Ga verder naar de inhoud

Communiceer en engageer

Stel dat op een gewone schooldag een ouder, een nieuwe collega of een inspecteur je school binnenwandelt, kan die dan aan eender welke leraar vragen naar het taalbeleid? De bouwsteen 'communiceer en engageer' houdt in dat een school helder communiceert over taalbeleid en dat alle teamleden zich betrokken voelen. Wedden dat ze dan wel een antwoord op de vraag kunnen formuleren?

“Wie is er bij jou op school op de hoogte van het taalbeleid? Wie zou aan een bezoeker op school kunnen uitleggen hoe jullie aan taalbeleid doen?”

“Is bij jou niet iedereen op de hoogte? Wat houdt je tegen om het veranderproces van taalbeleid te delen met alle betrokken partners?”

Wat houdt communiceer en engageer in?

Als je de bouwsteen 'communiceer en engageer' wil laten werken, is het belangrijk om alle (school)partners zoveel mogelijk te betrekken bij het veranderproces. Transparant communiceren en betrokkenheid creëren staan daarbij centraal. Bij het uitrollen van een strategisch taalbeleid zou je kunnen zeggen dat leraren, leerlingen, ouders, het schoolbestuur, werkgroepen, externe partners… in meer of mindere mate betrokken partners zijn.

Misschien is je antwoord wel:

  • De taal die we gebruiken is te academisch voor onze ouders / vaktaalleraren / leerlingen / …, die zullen dat niet begrijpen.
  • Onze collega’s hebben het al druk genoeg, ik ga ze niet ook nog eens belasten met dit verhaal. Ik neem zo veel mogelijk werk uit handen.
  • Ken je Pappenheimers: ik weet nu al hoe die ene collega zal reageren. Ik werk liever samen met enthousiaste mensen.

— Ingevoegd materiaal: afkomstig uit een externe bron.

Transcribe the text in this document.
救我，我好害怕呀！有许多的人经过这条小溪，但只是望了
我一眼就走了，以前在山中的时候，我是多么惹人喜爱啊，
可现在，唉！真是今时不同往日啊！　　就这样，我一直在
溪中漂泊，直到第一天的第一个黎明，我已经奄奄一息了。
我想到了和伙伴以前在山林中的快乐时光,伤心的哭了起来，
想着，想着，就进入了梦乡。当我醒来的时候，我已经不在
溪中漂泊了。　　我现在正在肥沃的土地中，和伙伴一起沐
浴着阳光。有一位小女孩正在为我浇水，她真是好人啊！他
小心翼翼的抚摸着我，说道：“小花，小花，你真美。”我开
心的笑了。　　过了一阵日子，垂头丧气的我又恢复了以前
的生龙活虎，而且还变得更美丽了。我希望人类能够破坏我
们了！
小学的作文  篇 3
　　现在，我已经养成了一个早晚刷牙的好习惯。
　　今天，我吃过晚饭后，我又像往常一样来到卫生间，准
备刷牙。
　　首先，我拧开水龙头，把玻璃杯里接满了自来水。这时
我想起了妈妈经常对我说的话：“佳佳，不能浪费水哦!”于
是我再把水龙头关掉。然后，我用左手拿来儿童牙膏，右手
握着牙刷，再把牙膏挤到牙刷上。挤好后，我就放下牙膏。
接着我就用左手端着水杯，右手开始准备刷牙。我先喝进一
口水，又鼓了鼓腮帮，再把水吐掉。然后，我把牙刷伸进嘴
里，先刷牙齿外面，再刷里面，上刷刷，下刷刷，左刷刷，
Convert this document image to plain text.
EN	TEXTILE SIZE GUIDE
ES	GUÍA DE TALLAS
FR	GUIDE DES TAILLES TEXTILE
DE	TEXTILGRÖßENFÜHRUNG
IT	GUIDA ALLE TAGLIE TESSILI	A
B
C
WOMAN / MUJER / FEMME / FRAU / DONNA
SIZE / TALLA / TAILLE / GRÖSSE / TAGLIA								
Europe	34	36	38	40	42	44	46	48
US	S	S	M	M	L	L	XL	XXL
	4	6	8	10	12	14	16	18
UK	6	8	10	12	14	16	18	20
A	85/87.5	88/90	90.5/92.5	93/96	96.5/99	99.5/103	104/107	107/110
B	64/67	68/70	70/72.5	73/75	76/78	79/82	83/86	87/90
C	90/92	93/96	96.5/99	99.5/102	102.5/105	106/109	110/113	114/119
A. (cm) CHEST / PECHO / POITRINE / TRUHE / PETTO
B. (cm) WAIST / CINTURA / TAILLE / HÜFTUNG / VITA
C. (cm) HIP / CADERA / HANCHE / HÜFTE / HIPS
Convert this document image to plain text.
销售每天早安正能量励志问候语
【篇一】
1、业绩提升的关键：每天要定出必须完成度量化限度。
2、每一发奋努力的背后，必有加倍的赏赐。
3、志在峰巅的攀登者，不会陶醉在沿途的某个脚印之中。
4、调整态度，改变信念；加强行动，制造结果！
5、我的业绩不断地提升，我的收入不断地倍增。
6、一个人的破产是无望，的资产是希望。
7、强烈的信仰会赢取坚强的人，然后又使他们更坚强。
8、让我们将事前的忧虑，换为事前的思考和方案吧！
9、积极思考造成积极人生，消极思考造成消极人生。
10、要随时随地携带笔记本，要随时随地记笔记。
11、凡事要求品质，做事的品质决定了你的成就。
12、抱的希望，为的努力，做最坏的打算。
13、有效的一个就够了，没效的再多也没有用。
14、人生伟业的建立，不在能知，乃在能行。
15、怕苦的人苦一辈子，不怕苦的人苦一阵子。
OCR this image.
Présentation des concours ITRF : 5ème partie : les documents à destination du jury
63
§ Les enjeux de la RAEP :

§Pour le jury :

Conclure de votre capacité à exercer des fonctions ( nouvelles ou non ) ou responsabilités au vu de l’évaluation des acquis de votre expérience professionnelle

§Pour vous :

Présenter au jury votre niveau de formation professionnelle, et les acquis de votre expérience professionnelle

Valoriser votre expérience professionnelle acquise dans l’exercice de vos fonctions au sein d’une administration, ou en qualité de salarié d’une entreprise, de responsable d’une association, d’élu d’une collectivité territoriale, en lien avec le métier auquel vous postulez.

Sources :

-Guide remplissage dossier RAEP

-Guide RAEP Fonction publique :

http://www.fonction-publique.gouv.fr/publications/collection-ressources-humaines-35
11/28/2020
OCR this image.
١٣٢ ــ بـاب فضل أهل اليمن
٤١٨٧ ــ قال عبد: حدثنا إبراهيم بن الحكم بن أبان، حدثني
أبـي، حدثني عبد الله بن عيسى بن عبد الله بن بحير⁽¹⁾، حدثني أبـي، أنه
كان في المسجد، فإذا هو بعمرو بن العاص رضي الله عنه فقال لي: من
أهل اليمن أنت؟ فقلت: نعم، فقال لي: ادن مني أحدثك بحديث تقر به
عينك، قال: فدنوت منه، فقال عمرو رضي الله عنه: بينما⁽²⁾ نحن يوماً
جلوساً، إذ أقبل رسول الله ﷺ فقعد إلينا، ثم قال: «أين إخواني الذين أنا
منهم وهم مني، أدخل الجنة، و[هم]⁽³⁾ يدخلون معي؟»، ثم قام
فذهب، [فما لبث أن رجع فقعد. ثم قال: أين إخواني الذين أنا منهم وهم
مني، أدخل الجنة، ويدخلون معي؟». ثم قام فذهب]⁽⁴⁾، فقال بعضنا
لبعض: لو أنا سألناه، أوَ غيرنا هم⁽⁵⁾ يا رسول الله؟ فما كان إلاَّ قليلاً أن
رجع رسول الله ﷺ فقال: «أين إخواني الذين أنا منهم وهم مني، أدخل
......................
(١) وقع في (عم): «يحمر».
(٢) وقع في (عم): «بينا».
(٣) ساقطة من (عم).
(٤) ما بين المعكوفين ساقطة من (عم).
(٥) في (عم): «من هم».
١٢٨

Toch wil je van in het begin voldoende duidelijkheid scheppen over wat jullie in de school begrijpen onder taalbeleid, waarom jullie dat doen, hoe het proces zal verlopen en wat je focus zal zijn. Uiteindelijk zal je de steun van het hele schoolteam en andere betrokken partners goed kunnen gebruiken, ze participeren dus best van in het begin. Dat wil zeggen dat…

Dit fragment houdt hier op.